Austin TX EdTech Startup Launches Training for the Skilled Trades
Recent reporting shows that workers are increasingly leaving low paying and unsatisfying jobs in search of better opportunities. One of the fields likely to benefit from an increase in job candidates seeking meaningful, well-paying work is skilled trades. These are traditionally considered blue-collar jobs, but the increasingly technical nature of the work requires skills that go beyond the mechanical skills typically associated with shop class or manufacturing settings. For instance, commercial fire alarm technicians are not only required to have a working knowledge of fire sprinkler plumbing and HVAC operation but also need to be proficient in electrical wiring, electronics troubleshooting and the programming of complex fire systems.
Like tech jobs everywhere, fire alarm technician wages have been on the rise. Experienced techs can take home annual pay that exceeds $100,000. New hires with just a high school education tend to start at $15 to $20 per hour and see regular raises as their qualifications increase. In addition to solid pay, fire alarm technicians get to work with a sense of purpose, knowing that the work they do saves lives.
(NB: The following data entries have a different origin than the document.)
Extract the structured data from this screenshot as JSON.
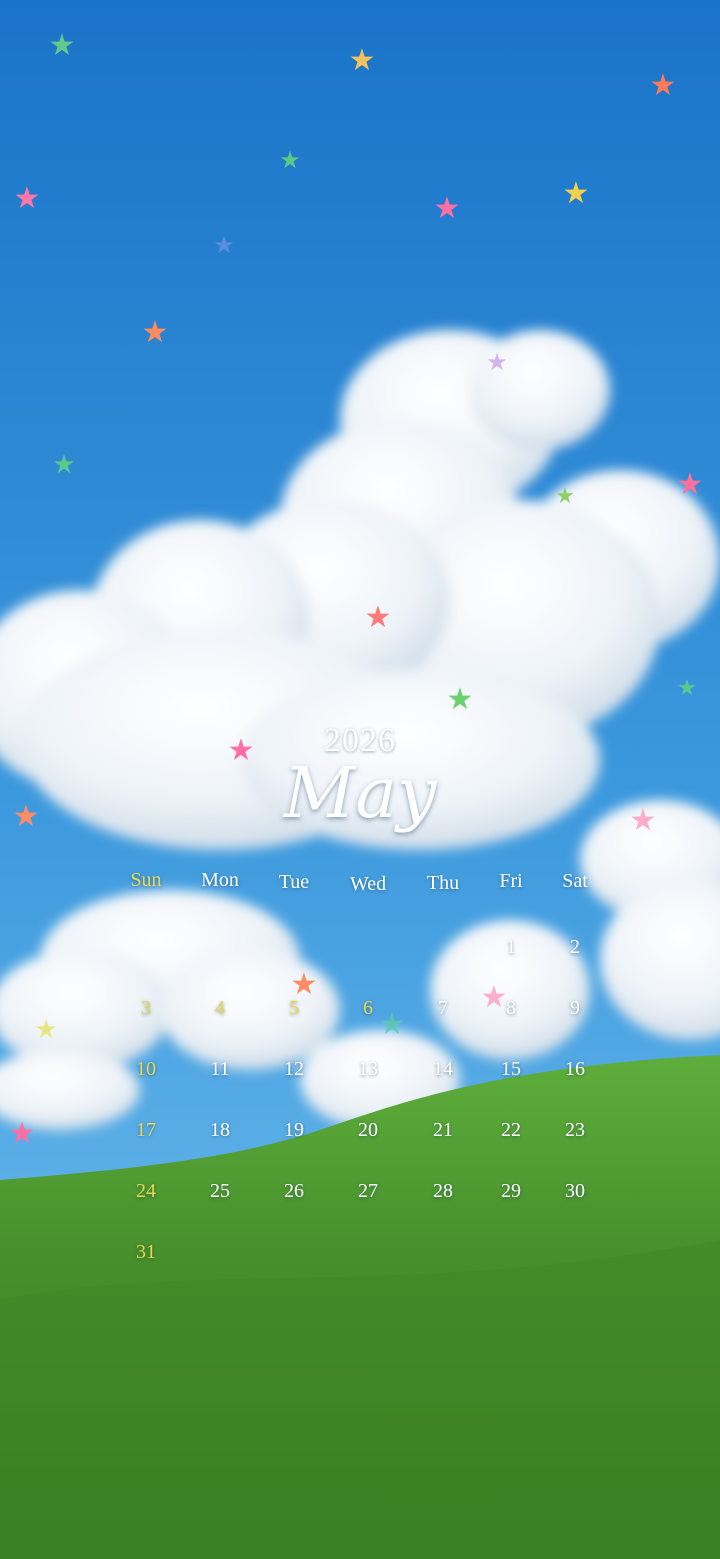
{
  "year": "2026",
  "month": "May",
  "weekdays": [
    "Sun",
    "Mon",
    "Tue",
    "Wed",
    "Thu",
    "Fri",
    "Sat"
  ],
  "colors": {
    "sunday_highlight": "#e9d84a",
    "day_text": "#ffffff",
    "sky_top": "#1f7fd0",
    "grass": "#4a9a2e"
  },
  "weeks": [
    [
      "",
      "",
      "",
      "",
      "",
      "1",
      "2"
    ],
    [
      "3",
      "4",
      "5",
      "6",
      "7",
      "8",
      "9"
    ],
    [
      "10",
      "11",
      "12",
      "13",
      "14",
      "15",
      "16"
    ],
    [
      "17",
      "18",
      "19",
      "20",
      "21",
      "22",
      "23"
    ],
    [
      "24",
      "25",
      "26",
      "27",
      "28",
      "29",
      "30"
    ],
    [
      "31",
      "",
      "",
      "",
      "",
      "",
      ""
    ]
  ],
  "highlighted_days": [
    "3",
    "4",
    "5",
    "6",
    "10",
    "17",
    "24",
    "31"
  ]
}
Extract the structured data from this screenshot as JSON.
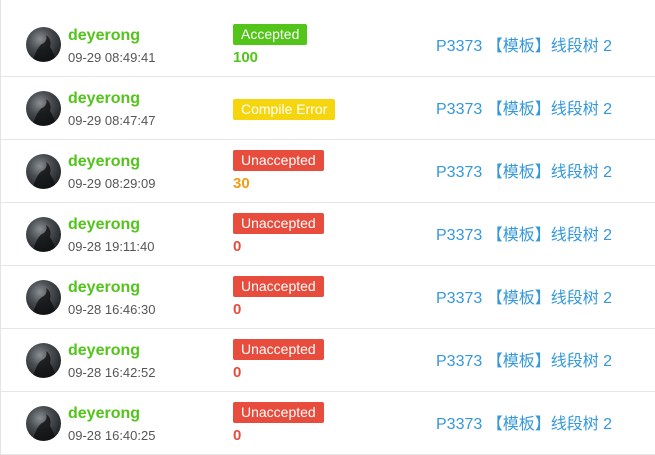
{
  "records": [
    {
      "user": "deyerong",
      "time": "09-29 08:49:41",
      "status": "Accepted",
      "status_color": "#52c41a",
      "score": "100",
      "score_color": "#52c41a",
      "problem": "P3373 【模板】线段树 2"
    },
    {
      "user": "deyerong",
      "time": "09-29 08:47:47",
      "status": "Compile Error",
      "status_color": "#f5d60e",
      "score": "",
      "score_color": "#e74c3c",
      "problem": "P3373 【模板】线段树 2"
    },
    {
      "user": "deyerong",
      "time": "09-29 08:29:09",
      "status": "Unaccepted",
      "status_color": "#e74c3c",
      "score": "30",
      "score_color": "#f39c12",
      "problem": "P3373 【模板】线段树 2"
    },
    {
      "user": "deyerong",
      "time": "09-28 19:11:40",
      "status": "Unaccepted",
      "status_color": "#e74c3c",
      "score": "0",
      "score_color": "#e74c3c",
      "problem": "P3373 【模板】线段树 2"
    },
    {
      "user": "deyerong",
      "time": "09-28 16:46:30",
      "status": "Unaccepted",
      "status_color": "#e74c3c",
      "score": "0",
      "score_color": "#e74c3c",
      "problem": "P3373 【模板】线段树 2"
    },
    {
      "user": "deyerong",
      "time": "09-28 16:42:52",
      "status": "Unaccepted",
      "status_color": "#e74c3c",
      "score": "0",
      "score_color": "#e74c3c",
      "problem": "P3373 【模板】线段树 2"
    },
    {
      "user": "deyerong",
      "time": "09-28 16:40:25",
      "status": "Unaccepted",
      "status_color": "#e74c3c",
      "score": "0",
      "score_color": "#e74c3c",
      "problem": "P3373 【模板】线段树 2"
    }
  ],
  "colors": {
    "user": "#52c41a",
    "problem_link": "#3498db"
  }
}
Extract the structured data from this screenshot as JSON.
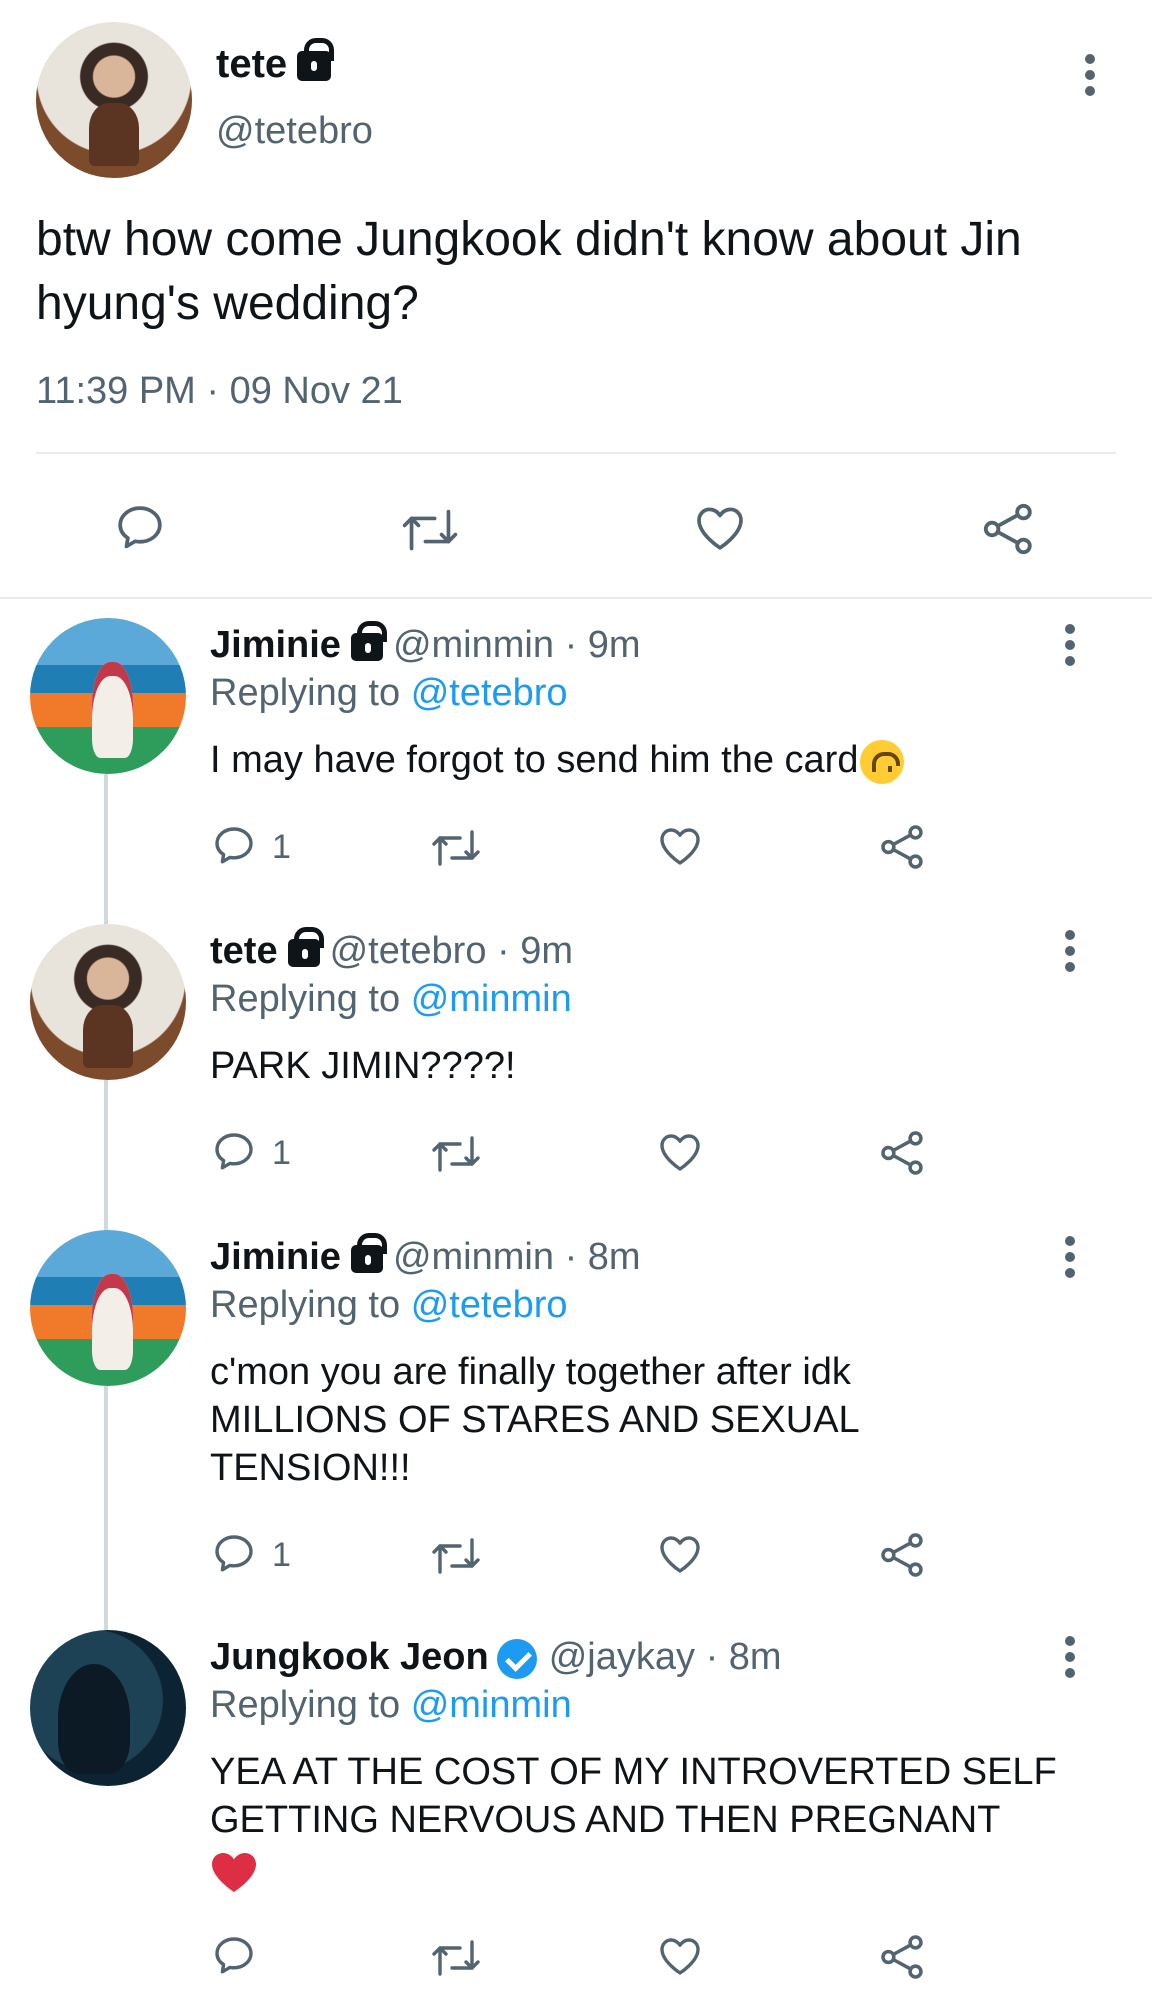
{
  "main_tweet": {
    "author_name": "tete",
    "author_handle": "@tetebro",
    "text": "btw how come Jungkook didn't know about Jin hyung's wedding?",
    "timestamp": "11:39 PM · 09 Nov 21",
    "avatar_icon": "avatar-photo"
  },
  "replies": [
    {
      "name": "Jiminie",
      "handle": "@minmin",
      "time": "· 9m",
      "replying_prefix": "Replying to",
      "replying_to": "@tetebro",
      "text": "I may have forgot to send him the card",
      "emoji": "upside-down-face-emoji",
      "reply_count": "1",
      "protected": true
    },
    {
      "name": "tete",
      "handle": "@tetebro",
      "time": "· 9m",
      "replying_prefix": "Replying to",
      "replying_to": "@minmin",
      "text": "PARK JIMIN????!",
      "reply_count": "1",
      "protected": true
    },
    {
      "name": "Jiminie",
      "handle": "@minmin",
      "time": "· 8m",
      "replying_prefix": "Replying to",
      "replying_to": "@tetebro",
      "text": "c'mon you are finally together after idk MILLIONS OF STARES AND SEXUAL TENSION!!!",
      "reply_count": "1",
      "protected": true
    },
    {
      "name": "Jungkook Jeon",
      "handle": "@jaykay",
      "time": "· 8m",
      "replying_prefix": "Replying to",
      "replying_to": "@minmin",
      "text": "YEA AT THE COST OF MY INTROVERTED SELF GETTING NERVOUS AND THEN PREGNANT",
      "emoji": "red-heart-emoji",
      "reply_count": "",
      "verified": true
    }
  ],
  "colors": {
    "text_primary": "#0f1419",
    "text_secondary": "#536471",
    "accent": "#1d9bf0",
    "divider": "#e6ecf0",
    "thread_line": "#cfd9de",
    "heart_emoji": "#dd2e44"
  }
}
One of the biggest hiring challenges has been that employers lack the time and experience to train green employees. As a result, companies in the skilled trades primarily hire experienced technicians. A quick search for fire alarm technician postings on Indeed shows numerous positions categorized as “Entry level” that require a state license and at least one year of experience.
On the other side of the equation, there’s not a good way for interested job seekers to gain industry knowledge prior to working in the industry. Without access to training, high paying skilled jobs are out of reach for many. This chicken and egg problem is exacerbating the labor shortage that plagues the skilled trades.
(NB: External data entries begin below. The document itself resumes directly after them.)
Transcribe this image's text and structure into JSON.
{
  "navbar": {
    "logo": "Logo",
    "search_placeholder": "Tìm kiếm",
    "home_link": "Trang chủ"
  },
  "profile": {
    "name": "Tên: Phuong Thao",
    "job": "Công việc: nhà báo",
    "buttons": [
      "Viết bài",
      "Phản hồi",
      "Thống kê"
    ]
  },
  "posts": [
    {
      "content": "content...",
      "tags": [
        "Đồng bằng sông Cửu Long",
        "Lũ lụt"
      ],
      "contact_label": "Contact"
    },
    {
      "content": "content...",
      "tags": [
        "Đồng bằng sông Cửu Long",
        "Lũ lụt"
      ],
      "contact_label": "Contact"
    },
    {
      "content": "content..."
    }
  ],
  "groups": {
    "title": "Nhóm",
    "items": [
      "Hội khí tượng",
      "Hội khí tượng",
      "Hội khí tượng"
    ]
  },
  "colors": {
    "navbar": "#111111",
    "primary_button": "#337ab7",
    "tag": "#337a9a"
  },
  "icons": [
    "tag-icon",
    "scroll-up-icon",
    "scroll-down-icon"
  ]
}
There are a few training providers offering classes for the fire alarm industry, but most of the classes are focused on teaching students how to pass a test to get a license. The lack of practical skill training is frustrating for potential technicians and hiring managers alike. David Sciarrino managed a large staff of technicians at Siemens. Sciarrino notes “I’ve seen too many cases where installers and service techs have been taught code compliance, but lack the practical and hands-on skills to perform their jobs effectively in the field.” Companies that do teach practical skills tend to offer courses that are brief, in-person and cost thousands of dollars when accounting for travel and downtime. The few online courses that touch on practical skills are similarly brief and rely on text-heavy PowerPoint slides.
To address the need for online training of practical trade skills, Field Sim recently launched its first product line, a catalogue of fire alarm training courses called FireAlarm.Training (https://firealarm.training). Their courses feature experienced instructors delivering training through pre-recorded 4K videos, many of which were filmed at real job sites. With an emphasis on mobile-first, the training is easily accessible by busy technicians out in the field. The classes are especially valuable for new technicians and anyone interested in joining the industry.
Employers report that it regularly takes three to six months before a new technician has learned enough to add value on a job site. Ben Adams, Field Sim president, hopes that online courses focused on practical skills can help hiring managers ramp up their new hires in as little as two weeks.